Fixer ses taux est l’un des outils monétaires de la BCE. En annonçant qu’il se réserve de repousser si nécessaire ses plans de resserrement dans ce domaine, Mario Draghi vise à rassurer les investisseurs qui ont dû s’adapter entre temps à une étrange situation, lorsque la BCE a pénétré en territoire inconnu en adoptant un taux négatif pour les dépôts bancaires, afin qu’ils ne fassent pas les frais d’une normalisation en étant pris par surprise.
Entretemps, contrairement aux pronostics, les fonds monétaires en euro n’ont pas périclité, bien que leur rémunération atteignait son plus bas historique. Au contraire, leur volume a prospéré. Ces trois dernières années, les actifs placés auprès d’eux ont augmenté en moyenne de 9,6 % par an, pour atteindre 417 milliards d’euros fin 2017.
Les investisseurs institutionnels n’y sont pas étrangers. Soumis à des contraintes réglementaires, ils doivent placer à très court terme et dans des conditions de grande liquidité leur trésorerie. Dans la pratique, ils n’ont pas eu d’autre choix que de la placer sur des fonds dont l’offre est relativement moins pénalisante que les autres. Car les banques ne se précipitent pas pour l’accueillir, dans la mesure où elles subissent un taux négatif de 0,40% sur leurs dépôts excédentaires à la BCE.
Les commentateurs suivent au jour le jour les marchés obligataires et boursiers, faute de pouvoir en faire autant de celui des produits dérivés. Mais les marchés à très court terme, très fréquentés, sont le siège de phénomènes aussi méconnus. Ce qui explique que la prudence soit requise lorsque l’on y intervient, et que la Banque des règlements internationaux (BRI) ait lancé une étude de deux ans déjà bien engagée pour mieux comprendre ce marché des repos.

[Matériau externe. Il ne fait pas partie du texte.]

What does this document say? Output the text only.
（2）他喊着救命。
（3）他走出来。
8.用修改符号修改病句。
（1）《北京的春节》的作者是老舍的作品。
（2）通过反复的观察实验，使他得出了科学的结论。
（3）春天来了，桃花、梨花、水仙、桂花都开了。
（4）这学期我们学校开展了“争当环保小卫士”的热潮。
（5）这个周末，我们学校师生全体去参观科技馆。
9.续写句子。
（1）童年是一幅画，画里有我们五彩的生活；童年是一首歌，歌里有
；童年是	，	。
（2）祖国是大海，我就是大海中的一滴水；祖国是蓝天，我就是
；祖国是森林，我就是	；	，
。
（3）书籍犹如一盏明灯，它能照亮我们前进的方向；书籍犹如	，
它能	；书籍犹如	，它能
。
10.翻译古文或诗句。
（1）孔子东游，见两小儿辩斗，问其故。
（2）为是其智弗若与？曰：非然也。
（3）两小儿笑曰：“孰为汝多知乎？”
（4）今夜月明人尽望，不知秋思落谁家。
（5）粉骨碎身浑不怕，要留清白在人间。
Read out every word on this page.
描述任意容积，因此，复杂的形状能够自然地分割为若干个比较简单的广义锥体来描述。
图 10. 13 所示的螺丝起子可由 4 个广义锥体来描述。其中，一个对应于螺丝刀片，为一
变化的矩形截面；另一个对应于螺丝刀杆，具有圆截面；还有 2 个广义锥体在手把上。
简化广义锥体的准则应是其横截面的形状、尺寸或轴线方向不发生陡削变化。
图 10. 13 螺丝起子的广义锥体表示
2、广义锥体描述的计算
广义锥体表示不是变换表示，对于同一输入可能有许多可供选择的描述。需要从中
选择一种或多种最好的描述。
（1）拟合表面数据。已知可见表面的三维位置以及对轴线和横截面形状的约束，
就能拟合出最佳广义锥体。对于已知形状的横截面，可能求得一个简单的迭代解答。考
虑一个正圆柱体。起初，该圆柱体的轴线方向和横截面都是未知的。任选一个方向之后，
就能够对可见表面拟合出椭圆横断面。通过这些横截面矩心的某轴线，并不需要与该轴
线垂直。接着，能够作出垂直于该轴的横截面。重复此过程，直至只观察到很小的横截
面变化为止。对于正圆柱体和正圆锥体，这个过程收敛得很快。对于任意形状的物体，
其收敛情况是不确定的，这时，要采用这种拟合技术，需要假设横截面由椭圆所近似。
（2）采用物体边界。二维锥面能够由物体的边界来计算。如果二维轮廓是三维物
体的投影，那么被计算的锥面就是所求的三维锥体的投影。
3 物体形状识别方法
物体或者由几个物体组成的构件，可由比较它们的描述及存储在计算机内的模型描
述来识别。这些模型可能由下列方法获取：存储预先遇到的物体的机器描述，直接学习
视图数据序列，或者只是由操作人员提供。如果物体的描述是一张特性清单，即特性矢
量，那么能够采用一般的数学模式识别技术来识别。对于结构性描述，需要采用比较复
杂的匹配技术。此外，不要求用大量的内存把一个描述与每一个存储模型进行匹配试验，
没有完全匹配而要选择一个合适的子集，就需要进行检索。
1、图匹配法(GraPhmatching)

Celui-ci est le canal privilégié de la circulation du collatéral nécessaire à la conclusion des transactions et des appels de marge pour les produits dérivés. Or il fonctionne de gré à gré, et est à ce titre particulièrement opaque. En attendant d’en savoir plus, les analystes continuent de se gratter la tête. Et, du point de vue des régulateurs, il n’est pas pensable que ce secteur vital du système financier, qui en assure au jour le jour l’équilibre et où se manient des sommes colossales, soit laissé à nouveau à lui-même tant qu’il ne donne pas tous les signes manifestes de son rétablissement. L’occasion est parfaite pour mieux le comprendre, va-t-elle être saisie ?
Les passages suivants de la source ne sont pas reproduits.